Cylindrical Equal-area:

Modifying the renderer

In order to produce video in this format using the method I have described in Creating VR Video Trailers for Cardboard games we simply modify the strip shader to become:

precision mediump float;
uniform sampler2D s_texture;
uniform float u_Trans;
uniform int u_reverse;
varying vec2 v_TexCoord;

#define M_PI 3.1415926535897932384626433832795
void main() {
    //float phy = v_TexCoord.y * M_PI / 2.0 - M_PI / 4.0;
    float y=v_TexCoord.y;
    if (u_reverse==1) y = 1.0-y;
    float phy = asin(y) - M_PI / 4.0;
    float perspective_y = (tan(phy) * 0.5 + 0.5);
    if (u_reverse==1) perspective_y = 1.0-perspective_y;
    gl_FragColor = texture2D(s_texture, vec2(v_TexCoord.x, perspective_y));
}

If you look at the shader for equirectangular projection you will notice that this one requires an additional uniform (u_reverse) This is because this projection, unlike the equirectangular projection, is not (within each hemisphere) symmetrical about the 45th parallels. You can initilise this uniform by calling the following before glDrawArrays() in the function generateVideoFrame().

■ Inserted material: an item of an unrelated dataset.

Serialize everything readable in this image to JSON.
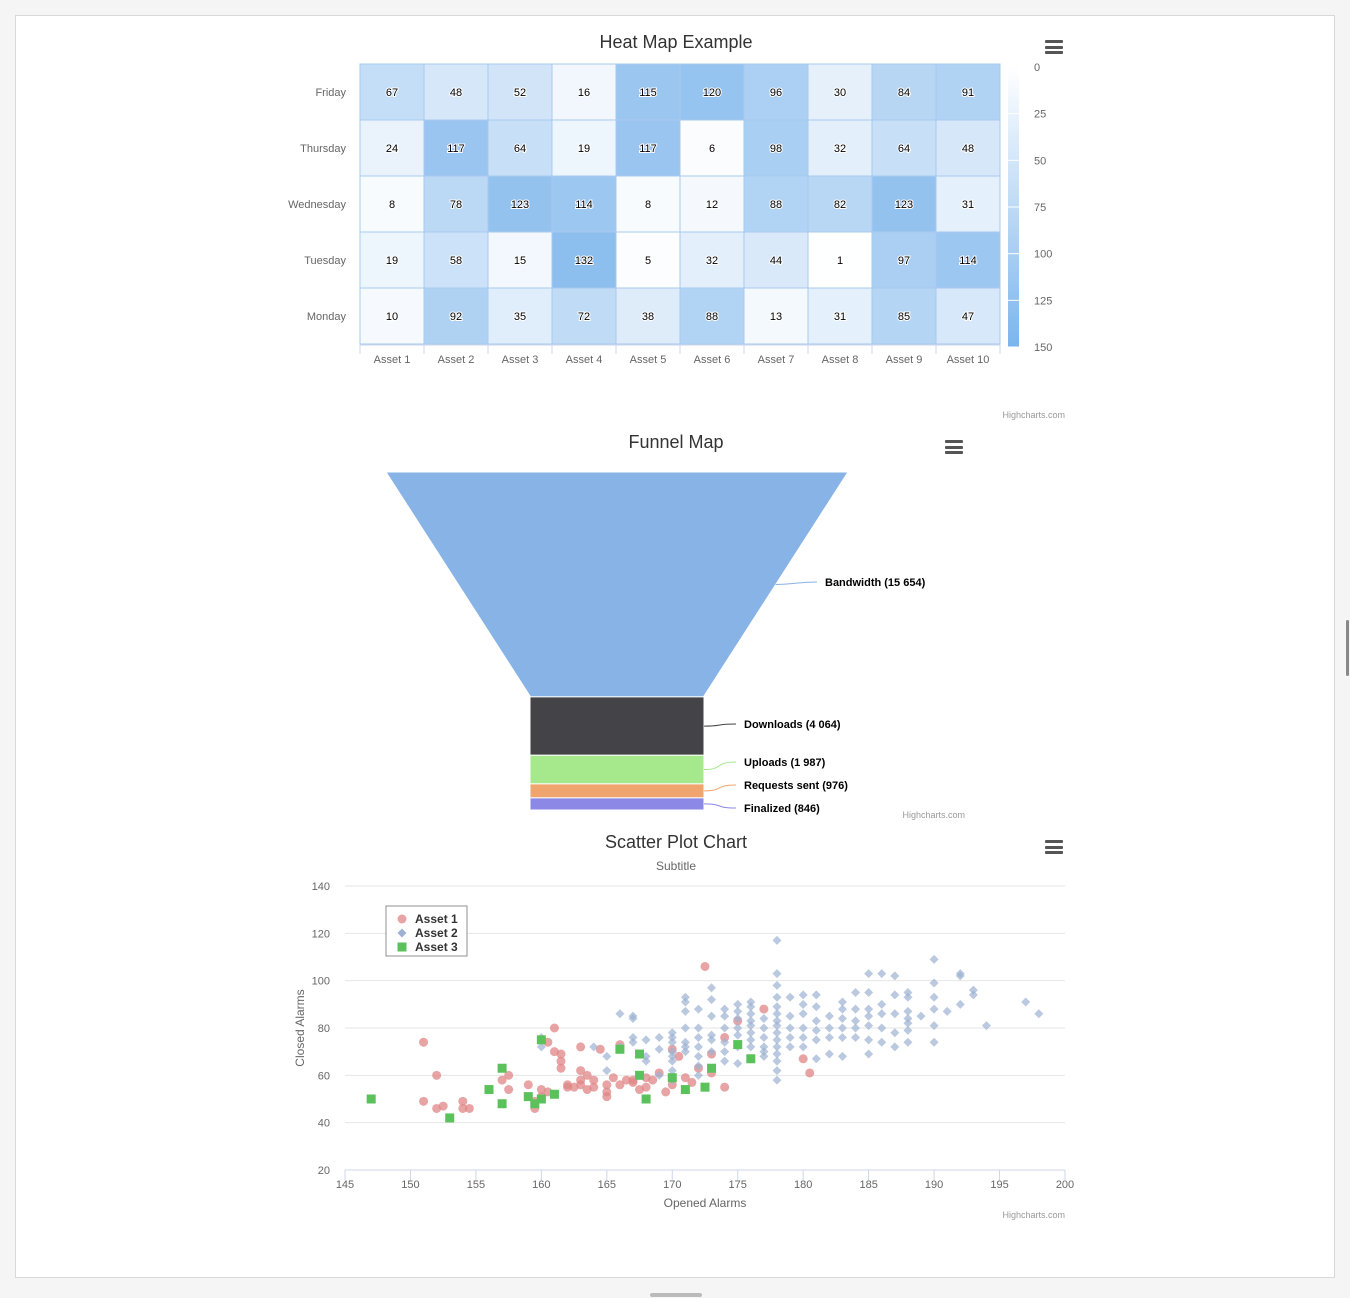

int stripReverseParam = GLES20.glGetUniformLocation(stripProgram, "u_reverse");
GLES20.glUniform1i(stripReverseParam, upDown);

The rendering function sets upDown to 0 when looking up and 1 when looking down.

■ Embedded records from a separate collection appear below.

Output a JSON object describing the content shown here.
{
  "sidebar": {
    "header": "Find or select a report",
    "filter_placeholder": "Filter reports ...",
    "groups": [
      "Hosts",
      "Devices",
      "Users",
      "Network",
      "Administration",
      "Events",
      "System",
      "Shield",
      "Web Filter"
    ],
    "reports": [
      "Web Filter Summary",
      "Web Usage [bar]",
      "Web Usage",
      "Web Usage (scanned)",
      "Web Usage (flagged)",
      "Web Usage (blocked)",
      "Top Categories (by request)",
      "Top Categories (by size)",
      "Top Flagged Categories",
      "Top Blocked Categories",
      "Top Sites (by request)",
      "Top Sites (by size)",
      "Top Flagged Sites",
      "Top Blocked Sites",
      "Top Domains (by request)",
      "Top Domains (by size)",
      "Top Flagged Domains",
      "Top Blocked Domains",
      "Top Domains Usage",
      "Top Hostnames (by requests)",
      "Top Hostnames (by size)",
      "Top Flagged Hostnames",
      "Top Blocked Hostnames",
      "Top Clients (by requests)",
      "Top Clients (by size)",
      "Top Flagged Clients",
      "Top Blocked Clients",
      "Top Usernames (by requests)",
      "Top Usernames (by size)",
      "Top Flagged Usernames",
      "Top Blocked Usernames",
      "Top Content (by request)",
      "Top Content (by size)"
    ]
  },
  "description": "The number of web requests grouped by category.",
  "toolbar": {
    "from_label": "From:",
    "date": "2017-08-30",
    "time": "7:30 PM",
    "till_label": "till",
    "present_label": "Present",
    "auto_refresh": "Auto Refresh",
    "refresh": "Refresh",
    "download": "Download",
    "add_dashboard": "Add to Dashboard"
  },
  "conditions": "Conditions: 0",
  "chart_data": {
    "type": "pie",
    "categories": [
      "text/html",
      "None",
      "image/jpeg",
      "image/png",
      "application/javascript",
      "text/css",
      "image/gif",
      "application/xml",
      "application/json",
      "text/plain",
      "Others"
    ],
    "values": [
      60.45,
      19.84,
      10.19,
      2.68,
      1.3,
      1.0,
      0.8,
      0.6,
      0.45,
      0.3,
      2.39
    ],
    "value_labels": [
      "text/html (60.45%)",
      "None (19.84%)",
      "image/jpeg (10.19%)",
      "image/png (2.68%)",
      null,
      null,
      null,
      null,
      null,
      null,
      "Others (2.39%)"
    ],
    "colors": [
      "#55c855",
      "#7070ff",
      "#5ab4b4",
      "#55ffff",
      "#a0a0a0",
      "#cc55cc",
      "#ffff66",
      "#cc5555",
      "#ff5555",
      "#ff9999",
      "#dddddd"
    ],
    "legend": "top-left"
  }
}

Full code for generating VRVideos using this projection is on GitHub.

Modifying the player

In order to correctly play these videos a player based on the one described in my post Playing VR Videos in Cardboard Apps would need a simple modification:

videoTextureCoords[texIndex + 1] = (float) parallel  / (float) (numParallels);  //Equirectangular

Must become:

videoTextureCoords[texIndex + 1] = (-(float)Math.cos ( angleStep * (double)parallel ) + 1f) /2f;

Visual Results

You can see the difference in the projections in these video stills (click for full size):
1080s Equirectangular:

1080s Cylindrical Equal-area Projection:

You can clearly see how more of the image is used to store the area with the text in the Cylindrical Equal-area Projection, the image is less squashed in that area. You can of course get this increase in vertical resolution by increasing the vertical size of the video (Aspect ratio is irrelevant with this type of video). Increasing the size of the video will consume bandwidth, processing power and battery power. Changing the projection will not affect any of these but instead sacrifices resolution in the polar areas which can be seen at the top and bottom of the above images.

The visual improvement can be seen in these screenshots.
Screenshot of 1080s Equirectangular playback (Click for full image):

Screenshot of 1080s Cylindrical Equal-area Projection playback:

Possible Further Improvement

If you are planning on not rendering the polar areas you may wish to scale this projection vertically to remove the top and bottom sections. This method will give you an even higher resolution in the equatorial religion and, providing that you scale the range rather than the domain, prevent there being an area of low vertical resolution near the polar circles. It may then be possible to blur the top and bottom row of pixels so that when playing back this row could be stretched to the poles.